Grant category: Serendipity Grants

Year: 2025

Geography: USA

Organisms are continuously bathed in a rich milieu of olfactory compounds. Defined by their ability to elicit the sense of smell, these molecules, and the receptors that sense them, have profound biological importance. Humans have hundreds of olfactory receptors, but paradoxically these are often expressed outside of the nasal cavity and on immune cells. Their function in these contexts is almost entirely unknown. The serendipitous finding illustrates that: a) olfactory receptors are enriched in inflamed skin and on lesion infiltrating lymphocytes; and b) odorants directly modulate lymphocyte function. Understanding the role and molecular mechanisms of these pathways in inflammation may open new avenues for treating skin disease with promise for targeted topical approaches.

To explore this serendipitous finding, the research project will combine in vivo models of skin inflammation with expertise in multiomic analyses of hidradenitis suppurativa (HS) and pyoderma gangrenosum (PG) patient tissues. The study will determine if exposure to olfactory molecules modulates skin inflammation in vivo, functionally dissect immune cell intrinsic olfactory signaling, and identify signatures of pathway activity in HS and PG.

This work will provide insight into the fundamental biology of immune-olfactory signaling and determine if there is functional relevance for skin inflammation. The project will also test the implications for HS and PG, where novel therapeutic approaches are urgently needed.

Grant category: Serendipity Grants

Year: 2025

Geography: USA

Hailey-Hailey disease (HHD) is a rare genetic disorder causing recurrent skin blistering and infections. Despite linkage to heterozygous (HET) mutations depleting the SPCA1 Golgi calcium pump 25 years ago, HHD lacks proven therapies. Cory Simpson’s LEO-funded research using in vitro HHD models led to two serendipitous discoveries that fuel this grant: (1) a JNK inhibitor intended as a negative control markedly strengthened adhesion among HET keratinocytes; (2) this led them to re-analyze RNAseq data, which revealed an overlooked aberration that may make HHD patients susceptible to pathogens like herpes simplex virus (HSV). Previously they focused on upregulated pathways amenable to drug inhibition; re-examining downregulated genes in HET cells, they found suppression of type 1 interferon (IFN) signaling. These data support their hypothesis that stress-induced JNK activation upon Golgi protein misfolding in HET keratinocytes weakens cell junctions to cause blistering and dampens IFN responses, facilitating viral infection.
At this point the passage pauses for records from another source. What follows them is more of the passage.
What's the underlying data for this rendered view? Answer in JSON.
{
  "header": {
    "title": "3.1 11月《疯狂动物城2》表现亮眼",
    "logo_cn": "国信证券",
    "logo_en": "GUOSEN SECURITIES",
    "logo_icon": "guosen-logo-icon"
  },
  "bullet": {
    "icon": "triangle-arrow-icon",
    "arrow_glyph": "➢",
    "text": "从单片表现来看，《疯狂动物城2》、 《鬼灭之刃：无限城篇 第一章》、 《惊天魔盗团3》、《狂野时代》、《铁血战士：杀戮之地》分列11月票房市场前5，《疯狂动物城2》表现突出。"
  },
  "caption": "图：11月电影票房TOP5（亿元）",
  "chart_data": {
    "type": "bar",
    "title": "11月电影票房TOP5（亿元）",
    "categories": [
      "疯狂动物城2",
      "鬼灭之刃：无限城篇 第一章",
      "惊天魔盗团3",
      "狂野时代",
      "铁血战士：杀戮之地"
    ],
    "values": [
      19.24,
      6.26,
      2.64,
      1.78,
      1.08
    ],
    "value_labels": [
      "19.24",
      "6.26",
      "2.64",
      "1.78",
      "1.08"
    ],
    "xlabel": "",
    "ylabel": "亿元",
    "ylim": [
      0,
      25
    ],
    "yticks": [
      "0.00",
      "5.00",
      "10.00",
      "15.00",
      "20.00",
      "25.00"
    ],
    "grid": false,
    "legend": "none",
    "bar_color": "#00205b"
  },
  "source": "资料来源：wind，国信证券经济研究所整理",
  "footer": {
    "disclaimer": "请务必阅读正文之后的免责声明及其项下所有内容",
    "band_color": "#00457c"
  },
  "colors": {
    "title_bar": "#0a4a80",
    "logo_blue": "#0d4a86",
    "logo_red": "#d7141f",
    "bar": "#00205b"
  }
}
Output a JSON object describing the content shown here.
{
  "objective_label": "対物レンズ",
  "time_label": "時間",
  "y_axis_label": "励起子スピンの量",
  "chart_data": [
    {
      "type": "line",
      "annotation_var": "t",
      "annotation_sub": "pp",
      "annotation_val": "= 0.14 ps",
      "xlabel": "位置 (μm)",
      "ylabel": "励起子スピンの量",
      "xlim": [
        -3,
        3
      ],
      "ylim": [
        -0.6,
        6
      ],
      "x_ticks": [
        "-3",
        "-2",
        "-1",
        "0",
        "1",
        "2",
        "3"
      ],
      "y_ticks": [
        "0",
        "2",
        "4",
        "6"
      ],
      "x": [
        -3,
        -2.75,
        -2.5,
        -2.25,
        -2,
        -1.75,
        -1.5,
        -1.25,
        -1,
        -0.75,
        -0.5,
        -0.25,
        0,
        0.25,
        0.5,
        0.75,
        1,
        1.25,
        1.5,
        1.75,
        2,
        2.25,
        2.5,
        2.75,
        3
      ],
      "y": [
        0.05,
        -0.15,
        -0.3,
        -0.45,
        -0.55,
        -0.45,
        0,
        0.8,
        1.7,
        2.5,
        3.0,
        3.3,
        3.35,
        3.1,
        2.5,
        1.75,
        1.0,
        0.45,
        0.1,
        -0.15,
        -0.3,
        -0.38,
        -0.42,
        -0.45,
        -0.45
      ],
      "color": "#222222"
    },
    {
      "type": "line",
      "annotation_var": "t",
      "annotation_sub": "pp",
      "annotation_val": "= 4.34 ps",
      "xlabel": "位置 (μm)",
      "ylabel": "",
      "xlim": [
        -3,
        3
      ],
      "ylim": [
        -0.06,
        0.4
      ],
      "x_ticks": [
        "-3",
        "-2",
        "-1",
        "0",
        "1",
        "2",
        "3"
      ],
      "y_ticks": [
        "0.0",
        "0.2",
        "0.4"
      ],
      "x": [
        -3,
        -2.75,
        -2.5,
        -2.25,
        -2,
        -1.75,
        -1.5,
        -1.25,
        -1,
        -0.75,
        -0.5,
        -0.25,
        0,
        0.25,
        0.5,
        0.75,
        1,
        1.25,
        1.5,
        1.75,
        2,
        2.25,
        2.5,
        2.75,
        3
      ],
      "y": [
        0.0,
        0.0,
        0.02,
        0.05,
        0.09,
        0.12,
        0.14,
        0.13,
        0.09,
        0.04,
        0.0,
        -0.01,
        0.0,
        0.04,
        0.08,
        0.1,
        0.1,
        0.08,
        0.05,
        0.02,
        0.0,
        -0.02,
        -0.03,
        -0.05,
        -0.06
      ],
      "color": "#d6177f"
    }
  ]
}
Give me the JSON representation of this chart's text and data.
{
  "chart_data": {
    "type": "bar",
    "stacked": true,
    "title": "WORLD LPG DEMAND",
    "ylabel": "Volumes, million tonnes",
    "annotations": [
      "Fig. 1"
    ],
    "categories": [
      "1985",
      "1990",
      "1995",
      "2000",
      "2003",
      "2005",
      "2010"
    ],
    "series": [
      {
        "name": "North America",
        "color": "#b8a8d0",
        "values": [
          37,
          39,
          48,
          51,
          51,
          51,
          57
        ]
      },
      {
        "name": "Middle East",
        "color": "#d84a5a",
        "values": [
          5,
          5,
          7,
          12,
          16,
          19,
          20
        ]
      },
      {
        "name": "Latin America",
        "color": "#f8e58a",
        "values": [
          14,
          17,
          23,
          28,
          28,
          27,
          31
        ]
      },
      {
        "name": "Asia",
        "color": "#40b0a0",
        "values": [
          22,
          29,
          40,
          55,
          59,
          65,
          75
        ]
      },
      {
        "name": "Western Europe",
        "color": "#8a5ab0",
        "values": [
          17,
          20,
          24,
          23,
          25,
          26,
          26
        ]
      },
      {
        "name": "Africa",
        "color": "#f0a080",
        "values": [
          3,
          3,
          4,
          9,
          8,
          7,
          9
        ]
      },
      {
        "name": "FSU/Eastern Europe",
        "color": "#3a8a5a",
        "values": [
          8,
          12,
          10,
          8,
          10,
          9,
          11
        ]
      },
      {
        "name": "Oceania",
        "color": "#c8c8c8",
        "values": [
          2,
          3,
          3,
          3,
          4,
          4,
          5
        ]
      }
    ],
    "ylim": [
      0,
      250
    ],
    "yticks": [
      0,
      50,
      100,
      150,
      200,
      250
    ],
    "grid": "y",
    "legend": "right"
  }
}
To test these ideas, Cory Simpson required new tools and collaborators in immunology and virology, who provided biosensors to visualize and quantify JNK and type 1 IFN activity along with GFP-tagged HSV to infect the HHD models.

The planned work will test if modulating JNK or type 1 IFN in the HHD model can bolster epidermal integrity and suppress viral infection. Thus, the project has potential to directly impact treatment of patients with this orphan disease.